DÍA 19 – DOMINGO 24 DE MAYO
Me levanto muy vital. Me doy un buen baño con agua fría y me preparo para recibir a cinco clientes que vienen a una práctica de liberación de tensión. En este tiempo de detox no he trabajado; aunque, en realidad, no hablo de trabajar, sino de servir. No he compartido conocimiento para el bienestar, y hoy vuelve a darse ese intercambio tan vivo y significativo.
La mañana transcurre entre encuentros, conversaciones y presencia. No hay tiempo para el detalle del desayuno, almuerzo o cena. Todo el ritmo del día es distinto.
Cuando se van, me preparo mi batido de desayuno: Mango Sorpresa. Y sí que es una sorpresa. Delicioso, dulce, alegre. Lo disfruto mucho.
Luego salgo hacia el pueblo a atender algunos negocios. Todo fluye bien. Se destraban asuntos que llevan varios meses detenidos y siento alivio, movimiento, apertura. Después paso por el supermercado a comprar frutas y vegetales.
Regreso a casa y preparo una sopa de aguacate. Honestamente no me gusta mucho, no la disfruto demasiado, pero aun así me la tomo acompañada de un consomé de agua con cilantro.

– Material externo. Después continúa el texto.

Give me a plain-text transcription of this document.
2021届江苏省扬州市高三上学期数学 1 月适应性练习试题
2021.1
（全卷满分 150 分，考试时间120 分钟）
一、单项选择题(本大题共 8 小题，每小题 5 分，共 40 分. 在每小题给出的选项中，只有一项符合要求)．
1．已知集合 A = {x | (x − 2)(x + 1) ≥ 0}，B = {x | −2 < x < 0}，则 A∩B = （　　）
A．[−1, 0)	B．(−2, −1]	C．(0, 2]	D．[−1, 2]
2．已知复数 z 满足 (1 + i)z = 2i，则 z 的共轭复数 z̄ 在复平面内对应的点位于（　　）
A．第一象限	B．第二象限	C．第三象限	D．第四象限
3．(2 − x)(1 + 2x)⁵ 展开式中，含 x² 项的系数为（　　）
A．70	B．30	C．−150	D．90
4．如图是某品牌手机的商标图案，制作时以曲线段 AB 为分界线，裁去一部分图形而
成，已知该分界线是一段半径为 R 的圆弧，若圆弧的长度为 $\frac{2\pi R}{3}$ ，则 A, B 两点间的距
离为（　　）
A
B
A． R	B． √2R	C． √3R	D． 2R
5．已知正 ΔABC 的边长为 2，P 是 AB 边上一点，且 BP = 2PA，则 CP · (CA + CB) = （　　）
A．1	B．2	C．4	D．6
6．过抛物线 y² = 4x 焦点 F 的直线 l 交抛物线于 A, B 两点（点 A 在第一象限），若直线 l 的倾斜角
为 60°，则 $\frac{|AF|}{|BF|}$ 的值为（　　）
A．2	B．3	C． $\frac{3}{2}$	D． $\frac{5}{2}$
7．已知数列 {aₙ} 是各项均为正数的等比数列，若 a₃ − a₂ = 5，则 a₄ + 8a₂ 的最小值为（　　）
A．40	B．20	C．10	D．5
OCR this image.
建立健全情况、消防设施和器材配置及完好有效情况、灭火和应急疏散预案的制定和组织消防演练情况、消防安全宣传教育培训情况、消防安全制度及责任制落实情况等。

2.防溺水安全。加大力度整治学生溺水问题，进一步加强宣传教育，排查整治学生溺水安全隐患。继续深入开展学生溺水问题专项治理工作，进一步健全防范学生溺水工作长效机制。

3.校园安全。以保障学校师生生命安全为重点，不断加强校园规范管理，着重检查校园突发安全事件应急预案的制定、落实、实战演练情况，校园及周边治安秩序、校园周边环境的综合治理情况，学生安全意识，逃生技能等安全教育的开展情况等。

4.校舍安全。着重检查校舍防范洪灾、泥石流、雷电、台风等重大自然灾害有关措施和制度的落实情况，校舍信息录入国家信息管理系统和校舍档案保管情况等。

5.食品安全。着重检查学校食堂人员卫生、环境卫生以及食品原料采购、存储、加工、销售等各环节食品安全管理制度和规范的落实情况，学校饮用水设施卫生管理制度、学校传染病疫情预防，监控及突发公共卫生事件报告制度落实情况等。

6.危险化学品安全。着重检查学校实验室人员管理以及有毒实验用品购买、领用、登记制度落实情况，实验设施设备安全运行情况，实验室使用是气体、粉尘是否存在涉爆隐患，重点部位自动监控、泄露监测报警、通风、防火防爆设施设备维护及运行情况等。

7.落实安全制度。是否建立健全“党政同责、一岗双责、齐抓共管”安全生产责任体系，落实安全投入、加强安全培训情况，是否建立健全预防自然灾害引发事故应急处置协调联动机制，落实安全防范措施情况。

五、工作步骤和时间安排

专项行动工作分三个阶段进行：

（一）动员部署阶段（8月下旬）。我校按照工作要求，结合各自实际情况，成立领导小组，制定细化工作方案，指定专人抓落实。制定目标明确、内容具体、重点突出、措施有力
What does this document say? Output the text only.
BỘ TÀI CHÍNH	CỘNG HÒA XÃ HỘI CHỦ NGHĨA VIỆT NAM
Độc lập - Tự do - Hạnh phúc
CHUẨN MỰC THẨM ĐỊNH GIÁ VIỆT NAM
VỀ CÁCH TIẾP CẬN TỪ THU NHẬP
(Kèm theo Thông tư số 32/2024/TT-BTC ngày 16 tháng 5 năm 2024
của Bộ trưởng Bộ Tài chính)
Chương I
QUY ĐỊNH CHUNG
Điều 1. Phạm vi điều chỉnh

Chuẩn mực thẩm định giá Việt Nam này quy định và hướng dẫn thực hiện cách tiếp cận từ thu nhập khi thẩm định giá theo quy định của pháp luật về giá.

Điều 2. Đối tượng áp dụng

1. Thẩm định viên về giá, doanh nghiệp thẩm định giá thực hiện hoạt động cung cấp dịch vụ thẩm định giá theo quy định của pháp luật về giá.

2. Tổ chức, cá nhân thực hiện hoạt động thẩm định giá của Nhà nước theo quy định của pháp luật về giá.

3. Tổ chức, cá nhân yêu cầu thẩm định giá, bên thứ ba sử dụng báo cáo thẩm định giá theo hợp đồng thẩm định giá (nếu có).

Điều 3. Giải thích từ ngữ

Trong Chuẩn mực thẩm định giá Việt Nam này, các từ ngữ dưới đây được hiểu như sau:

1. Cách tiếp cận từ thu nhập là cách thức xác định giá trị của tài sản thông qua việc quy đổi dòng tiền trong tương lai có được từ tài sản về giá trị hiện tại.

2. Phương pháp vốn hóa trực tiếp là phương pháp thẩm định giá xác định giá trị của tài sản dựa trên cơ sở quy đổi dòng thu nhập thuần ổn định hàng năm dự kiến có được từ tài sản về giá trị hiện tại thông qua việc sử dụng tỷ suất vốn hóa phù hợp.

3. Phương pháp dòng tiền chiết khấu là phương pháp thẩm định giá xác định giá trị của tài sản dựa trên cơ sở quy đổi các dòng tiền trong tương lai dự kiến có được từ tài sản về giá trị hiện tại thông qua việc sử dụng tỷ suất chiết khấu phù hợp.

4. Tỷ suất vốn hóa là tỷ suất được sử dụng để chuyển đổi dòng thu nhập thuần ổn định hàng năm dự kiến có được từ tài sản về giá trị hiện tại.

Más tarde llegan unas amigas. La tarde también transcurre ocupada y sencilla. Preparo algo de pepino con romero, melón y limón, y así continúa el día: ligero, espontáneo, poco ceñido al guion que corresponde hoy. No hay tiempo para seguir el plan con detalle.
Aunque es domingo, este día se siente diferente a todos los anteriores.
Cierro el día en gratitud y cada vez más emocionada porque ya solo faltan dos días para culminar esta experiencia.